Recently somebody very close to me hurt my feelings. Childish as it sounds, it wasn’t fun. The person in question was under the assumption that they were providing me with constructive criticism; however, it was delivered as a means to belittle me, and certainly felt like an attack. Luckily, this unfortunate situation inspired me to show you how I discern between different kinds of criticism, and how true constructive criticism is actually a beautiful thing, and helps me be a better student.
As students, but also as members of society, we are always open to any kind of criticism from people that are especially close to us in different mediums. For example, friends, family, co-workers, employers, etc; however, as students, constructive criticism usually comes from our professors, academic allies, and colleagues, and is necessary in our development as scholars. But, as emotional beings we sometimes think that any kind of criticism is a negative thing. I am here to tell you that this is a fallacy. If we can learn to see the good from the bad, not only will it help us become better students, but also we can learn to surround ourselves with positivity, rather than negativity.
Constructive Criticism: the focus or purpose of this is for improvement. Many a time I’ve had professors and academic supporters tell me that my work wasn’t clear and the ideas weren’t just getting across. But, they also showed me ways to improve. The criticism was necessary because it made me learn to critique my own writing, so I could provide better pieces of scholarly work, and it certainly made me more confident as I got better grades. This kind of criticism usually isn’t told to you, but it’s part of a two way conversation. People who genuinely want to help you want to hear your point of view.
Plain ol’ criticism: Unlike constructive criticism, this form is with the purpose to offend, rather than to help you. People may tell you it’s for your own good, but if you get that gut feeling that you’re being attacked, you probably are. For example, I remember being part of a biology lab in first year. One of my group members was telling me I wasn’t doing things right (and I probably wasn’t –an Arts student doesn’t just feel quite at home amongst microscopes and other “sciency” thingamabobs), and I felt belittled. If they really wanted to help me, they could’ve shown me what to do, but they just verbally attacked me. This situation, as well as many others, has taught me that it’s best to a) ignore the criticizers and b) know you haven’t done anything wrong. Don’t let others get you down!

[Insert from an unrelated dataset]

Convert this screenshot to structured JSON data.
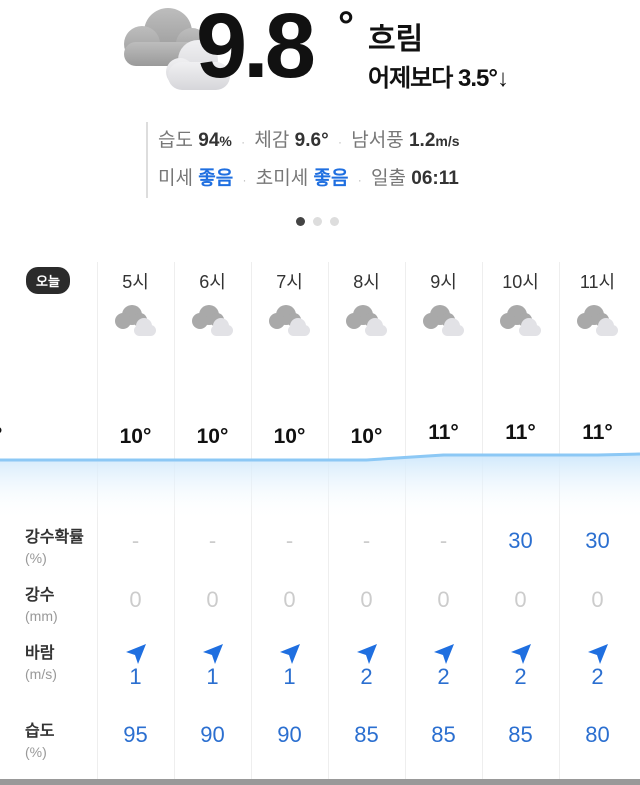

The moral of the story is you need to listen to the good constructive criticism, and ignore the bad criticism. I find that if I surround myself with positive supporters that I perform better as a student. And, in the larger scheme of things, I want to surround myself with good people who I know want to see me do well in all aspects of my life. Hopefully this post has armed you with the tools on how to embrace constructive criticism, and defend yourself against negative criticism.